We’ve once again kicked out the hard part to another helper, extract_max. Finding the maximum item is easy: just keep going right to bigger and bigger values until you can’t anymore. And removing that maximum is much easier than our initial problem of BST deletion because that maximum has at most one child, on the left. (How do we know that?) Here’s the method:

    def extract_max(self) -> object:
        """Remove and return the maximum item stored in this tree.

        Precondition: this tree is *non-empty*.
        """
        if self._right.is_empty():
            max_item = self._root
            # Once again, "Promote" the left subtree.
            self._root, self._left, self._right = \
                self._left._root, self._left._left, self._left._right
            return max_item
        else:
            return self._right.extract_max()
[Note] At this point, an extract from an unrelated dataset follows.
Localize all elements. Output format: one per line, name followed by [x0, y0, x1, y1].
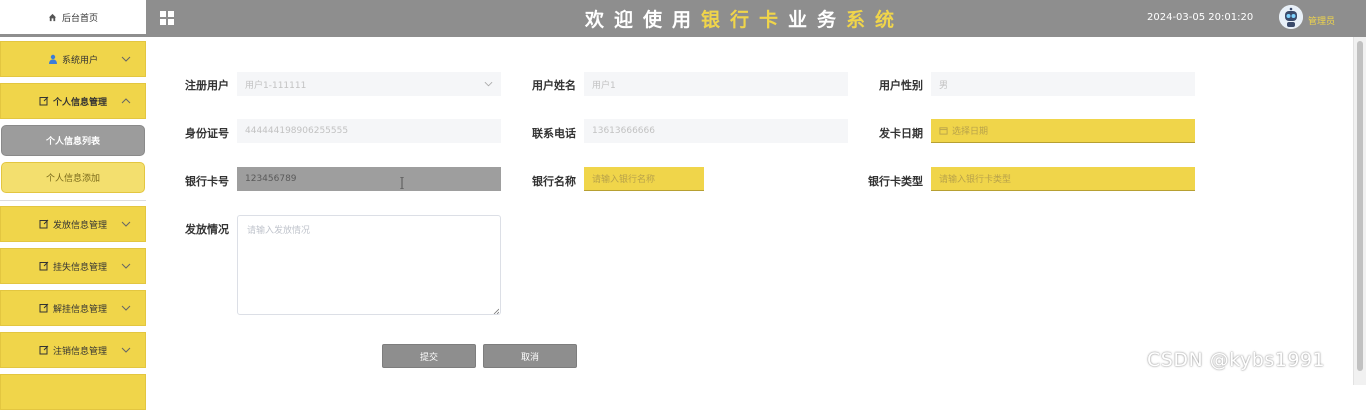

The single base case here is actually handling two scenarios: one in which self has a left (but no right) child, and one in which it has no children (i.e., it is a leaf). Confirm for yourself that both of these scenarios are possible, and that the single base case handles both of them correctly.

One deletion exercise

Try implementing delete_all, which is similar to delete_item except that it deletes all occurrences of an item from a BST. Think carefully about how to handle duplicate elements!